Online platforms need to change. Here’s how.
29 March 2021 at 5:15 pm
Hireup’s CEO Jordan O’Reilly weighs in on the debate around the treatment of people working through tech platforms and offers a glimpse of how regulated, flexible employment could work across the board.
Earlier this month Uber in the UK accepted the inevitable. Having lost a Supreme Court case in February to a small group of drivers who argued they were workers, not contractors, the company formally reclassified all 70,000 drivers in its fleet. UK Uber drivers are now entitled to minimum wages, paid holiday and pension payments. The case is reverberating around Australia’s “flexible economy”. What implications could it have here?
A Senate inquiry into job security and the risks of insecure, precarious work begins its public hearings in April. Companies that offer flexible work through online platforms have never been under such scrutiny.
I should know. I run one of them.
But my company – in the disability support sector – offers a glimpse of how regulated, flexible employment could work across the board. That’s right: “employment”. Proper employment.
To many – too many – online work platforms have become synonymous with independent “contractors” working “gigs”. Flexibility for consumers and workers is seen as one side of the coin. On the other is near-zero labour regulation.
But no such coin exists. Flexible work arranged through online platforms does not need to be done by contractors with few entitlements or rights. In some sectors, in some circumstances, contracting might be appropriate – if power is genuinely shared between a platform, its worker and its clients. But that should be the exception, not the rule.
Technology – alone – is no excuse for a de facto expectation of precarious, insecure work on behalf of companies claiming not to be employers.
Online platforms are here to stay. Consumers love them for their convenience and – with bricks-and-mortar and middlemen removed – their prices. Workers love them because they are easy to use and allow flexibility. People decide their own hours, even – in my sector – their own clients.
But there is a way of combining all the flexibility of an online platform with all the rights of employment.
Don’t believe those who say it can’t be done. It can. My company is doing it.
Our workers – support workers for people with disabilities – are employees. Not contractors, but employees who work flexibly through our technology platform. They arrange how much they work and for whom. When they work they are paid by us, as their employer. Their wages are governed by an award set by the Fair Work Commission. It requires 25 per cent casual loading, overtime pay and penalty rates for weekends and public holidays. Our employees are covered by workers compensation insurance and accrue long-service leave; we organise and pay their income tax. We pay superannuation and state payroll taxes too. And for workers who have fixed work patterns and want employment permanency, we’re trailing that now. Why wouldn’t a company commit – mutually – to its employees?
Committing to the spirit of the law is as important as the letter. Following both is the right – and frankly moral – thing to do. It also builds a trusting and loyal workforce. That’s good for customers, and that’s good for business.

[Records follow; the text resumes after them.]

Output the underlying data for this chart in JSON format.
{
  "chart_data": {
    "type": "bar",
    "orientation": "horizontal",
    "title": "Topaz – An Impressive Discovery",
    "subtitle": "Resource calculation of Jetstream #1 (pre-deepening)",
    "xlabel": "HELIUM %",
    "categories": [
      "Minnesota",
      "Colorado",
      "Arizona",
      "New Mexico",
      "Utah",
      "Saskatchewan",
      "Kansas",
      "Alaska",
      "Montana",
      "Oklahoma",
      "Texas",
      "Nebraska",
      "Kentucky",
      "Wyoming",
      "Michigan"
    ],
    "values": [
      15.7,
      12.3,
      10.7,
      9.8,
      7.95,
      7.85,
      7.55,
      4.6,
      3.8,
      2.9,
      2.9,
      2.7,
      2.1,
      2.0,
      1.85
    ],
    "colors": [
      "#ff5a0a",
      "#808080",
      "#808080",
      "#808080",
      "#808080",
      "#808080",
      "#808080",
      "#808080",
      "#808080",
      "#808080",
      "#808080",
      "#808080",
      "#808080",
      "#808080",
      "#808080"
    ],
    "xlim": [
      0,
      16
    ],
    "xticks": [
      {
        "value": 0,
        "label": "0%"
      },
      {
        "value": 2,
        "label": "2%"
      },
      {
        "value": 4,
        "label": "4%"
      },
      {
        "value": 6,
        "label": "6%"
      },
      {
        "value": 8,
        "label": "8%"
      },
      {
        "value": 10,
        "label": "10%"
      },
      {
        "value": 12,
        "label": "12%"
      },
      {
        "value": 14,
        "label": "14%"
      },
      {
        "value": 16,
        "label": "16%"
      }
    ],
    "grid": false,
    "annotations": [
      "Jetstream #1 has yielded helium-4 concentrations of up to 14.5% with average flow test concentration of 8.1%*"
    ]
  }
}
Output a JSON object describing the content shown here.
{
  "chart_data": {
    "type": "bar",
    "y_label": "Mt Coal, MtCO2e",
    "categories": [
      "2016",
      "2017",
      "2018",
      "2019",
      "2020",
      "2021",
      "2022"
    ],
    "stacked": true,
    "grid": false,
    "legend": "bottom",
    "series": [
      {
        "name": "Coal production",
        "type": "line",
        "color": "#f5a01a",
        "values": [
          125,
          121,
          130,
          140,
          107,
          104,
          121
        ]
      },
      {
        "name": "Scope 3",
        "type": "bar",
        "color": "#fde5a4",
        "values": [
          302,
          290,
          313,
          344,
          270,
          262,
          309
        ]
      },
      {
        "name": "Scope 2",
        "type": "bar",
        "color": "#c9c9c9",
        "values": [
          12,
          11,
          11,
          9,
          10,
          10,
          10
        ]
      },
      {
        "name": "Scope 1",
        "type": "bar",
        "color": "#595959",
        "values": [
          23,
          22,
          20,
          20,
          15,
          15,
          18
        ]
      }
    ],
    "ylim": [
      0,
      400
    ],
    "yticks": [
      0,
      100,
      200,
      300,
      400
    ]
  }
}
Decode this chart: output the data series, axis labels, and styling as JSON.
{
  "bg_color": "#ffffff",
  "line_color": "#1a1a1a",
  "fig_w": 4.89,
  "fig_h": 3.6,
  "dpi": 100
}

Our workers are employees in the true sense of the word. They get all the hard-won rights, benefits and entitlements employees have had for years. In fact, all that’s different between us and respectable employers of the past is technology. Values, principles and obligations endure.
Some suggest the enemy is casual work. That’s wrong. It’s been around for decades. As long as rights are respected and flexibility works for both employee and employer, it will be for many more. The real enemy is the practice of disguising employment as independent contracting. Down that path lies the collapse of the social contract and – as we’re now seeing so often with the injuries and deaths of food-delivery riders on city streets – individual tragedy.
There is another path. Flexibility and technology are fully compatible with formal employment and worker rights. It shouldn’t need courts in other countries to tell us that.
Such a great message, thank you. “Flexibility and technology are fully compatible with formal employment and workers rights”! Great to read about your organisation putting it into practice.